Change of practice in regards to pool betting
2 December 2015
The Danish Gambling Authority releases a consolidated and updated version of our position on the content of “betting on the future value of financial assets” in section 2 (3) of the Danish Gambling Act with special regards to the financial regulation.
Newsletter 26 will replace the previous newsletters no. 19 as of 5 December 2014 and newsletter no. 23 as of 7 October 2015.
The Gambling act and betting on financial instruments
The Gambling Act section 2 (3) states that betting on the future value of financial assets is not covered by the Act and therefore this type of betting cannot be offered with a betting licence after the Gambling Act’s section 11.

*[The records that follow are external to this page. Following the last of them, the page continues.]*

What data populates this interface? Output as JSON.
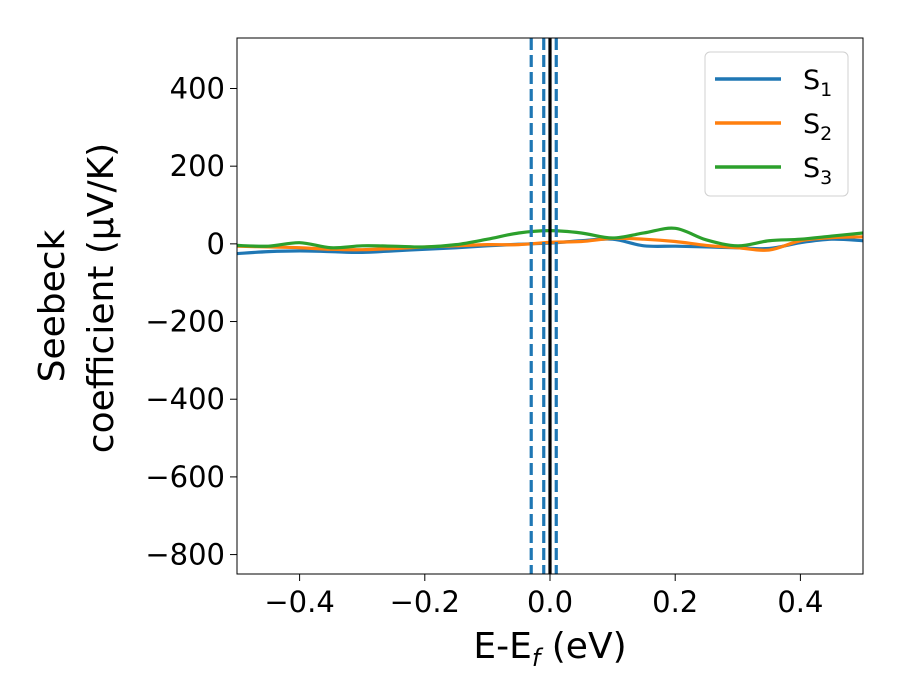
{
  "chart_data": {
    "type": "line",
    "xlabel": {
      "main": "E-E",
      "sub": "f",
      "unit": " (eV)"
    },
    "ylabel": {
      "line1": "Seebeck",
      "line2": "coefficient  (μV/K)"
    },
    "xlim": [
      -0.5,
      0.5
    ],
    "ylim": [
      -850,
      530
    ],
    "xticks": [
      -0.4,
      -0.2,
      0.0,
      0.2,
      0.4
    ],
    "xtick_labels": [
      "−0.4",
      "−0.2",
      "0.0",
      "0.2",
      "0.4"
    ],
    "yticks": [
      400,
      200,
      0,
      -200,
      -400,
      -600,
      -800
    ],
    "ytick_labels": [
      "400",
      "200",
      "0",
      "−200",
      "−400",
      "−600",
      "−800"
    ],
    "grid": false,
    "legend_position": "top-right",
    "x": [
      -0.5,
      -0.45,
      -0.4,
      -0.35,
      -0.3,
      -0.25,
      -0.2,
      -0.15,
      -0.1,
      -0.05,
      0.0,
      0.05,
      0.1,
      0.15,
      0.2,
      0.25,
      0.3,
      0.35,
      0.4,
      0.45,
      0.5
    ],
    "series": [
      {
        "name": {
          "base": "S",
          "sub": "1"
        },
        "color": "#1f77b4",
        "values": [
          -25,
          -20,
          -18,
          -20,
          -22,
          -18,
          -14,
          -10,
          -5,
          -1,
          2,
          8,
          12,
          -5,
          -6,
          -8,
          -10,
          -12,
          3,
          12,
          8
        ]
      },
      {
        "name": {
          "base": "S",
          "sub": "2"
        },
        "color": "#ff7f0e",
        "values": [
          -6,
          -8,
          -10,
          -14,
          -15,
          -12,
          -8,
          -5,
          -2,
          -2,
          4,
          6,
          14,
          12,
          6,
          -4,
          -10,
          -16,
          8,
          16,
          18
        ]
      },
      {
        "name": {
          "base": "S",
          "sub": "3"
        },
        "color": "#2ca02c",
        "values": [
          -4,
          -6,
          3,
          -10,
          -5,
          -6,
          -8,
          -2,
          12,
          28,
          34,
          28,
          15,
          28,
          40,
          10,
          -5,
          8,
          12,
          20,
          28
        ]
      }
    ],
    "vlines": [
      {
        "x": -0.03,
        "style": "dashed",
        "color": "#1f77b4"
      },
      {
        "x": -0.01,
        "style": "dashed",
        "color": "#1f77b4"
      },
      {
        "x": 0.01,
        "style": "dashed",
        "color": "#1f77b4"
      },
      {
        "x": 0.0,
        "style": "solid",
        "color": "#000000"
      }
    ]
  }
}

The intent behind the provision is to ensure that financial instruments such as spread betting, contracts of difference (CFD) and similar products do not fall within the scope of the Gambling Act. These instruments are best handled by the financial regulation. This means that if a product falls within the definition of a financial instrument, then the product fails to fall within the scope of the Danish Gambling Act. E.g., binary options are considered a financial instrument and they are therefore not covered by the Danish Gambling Act. See among others SAU 714 2013-2014 from the Fiscal Affairs Committee.
Bets on the future value of financial instruments will not always be considered a financial instrument and therefore it is possible to offer betting on financial instruments within a certain legal latitude. Because of this The Danish Gambling Authority has accepted that ‘virtual stock trading games’ is a type of game that can be offered under a betting licence.
In these virtual stock trading games, customers play with play money on fictional financial markets. The player who has performed the best during a given period wins a prize. At no point do the customers trade real financial instruments on a real financial market. Equivalently other betting products on the future value of financial instruments can be offered as long as it itself is not a financial instrument.
Betting products can be derivatives
When providing bets, where development in market prices of financial instruments is the key factor in settling a bet, risks can arise that the bets have the characteristics of derivatives, which is a financial instrument.
The definition of derivatives is not clear-cut and it relies on an open definition, which makes it difficult to define the framework for establishing when a betting product is a bet or a derivative. Whether or not a bet can be characterised as a derivative must be determined on a case by case basis.
On a general level, a derivate is a financial instrument, where the value depends on an underlying asset. Derivatives can be structured in such a way, that the underlying asset can consist of basically any financial asset. For example stocks, raw material or currency. It can also be an index, e.g. stock index, or another measure. For example, a rate of interest. The price or the value of derivatives is calculated on the basis of the underlying asset and the anticipated future value hereof.
Furthermore, derivatives are characterised as being an agreement on the exchange of services, hereunder money/value between the parties if the value is also dependent on the underlying asset.
If you have any questions regarding the interpretation of derivatives, please contact the Danish FSA.
Licence holders’ responsibility to ensure that there is a betting product
Products offered under the betting licence must not be able to be characterized as derivatives, since in that case it can fall under the scope of the financial regulation and thereby fall under the Danish FSA’s area. It is the licence holder’s responsibility to ensure, that betting products offered are not derivatives.
Bets that can be provide within the scope of a betting licence
Based on a dialogue with Danish FSA, The Danish Gambling Authority announces that the following cannot be considered as a derivate:
Bets on the future value of financial instruments are not considered as derivates if it is offered as pool betting. Pool betting is defined in section 5 (1)(6) as ‘Bets where all or parts of the winnings depend on the size of the total pool of stakes or the winnings are shared between the winners.’ Fixed odds bets etc. is not permitted. It is not possible to offer bets where there are a proportionality between the movements in market prices and the winnings.
There are two possible ways to determine a pool bet on the future value of financial instruments: Either the relative movements in market prices for two or more financial instruments or the individual movements in market price for one financial instrument.
The license holder's provision of betting must not be subject to financial regulation. The license holder must take steps to ensure that bets supply remains within the gaming legislation.
The marketing of betting shall not be subject to financial regulation.
If the provision of betting is either fully or partly regulated within the financial regulation, all references to gambling, bets and the Danish Gambling Authority will have to be removed from the website.
The license holder may seek advice from the Danish FSA to make sure the provision of betting and marketing are not to be regulated with the financial regulation.
Supervision with this type of betting
The Danish Gambling Authority will supervise the offer of pool based betting on financial instruments based on the Danish gambling law and the act on online gambling. It is the license holders responsibility to make sure the pool betting provided are within the framework of the gambling law.
If the product change significantly from a gambling product to a financial product, the Danish gambling law will no longer be used to regulate the product and the compliance will pass from the Danish Gambling Authority to the Danish FSA.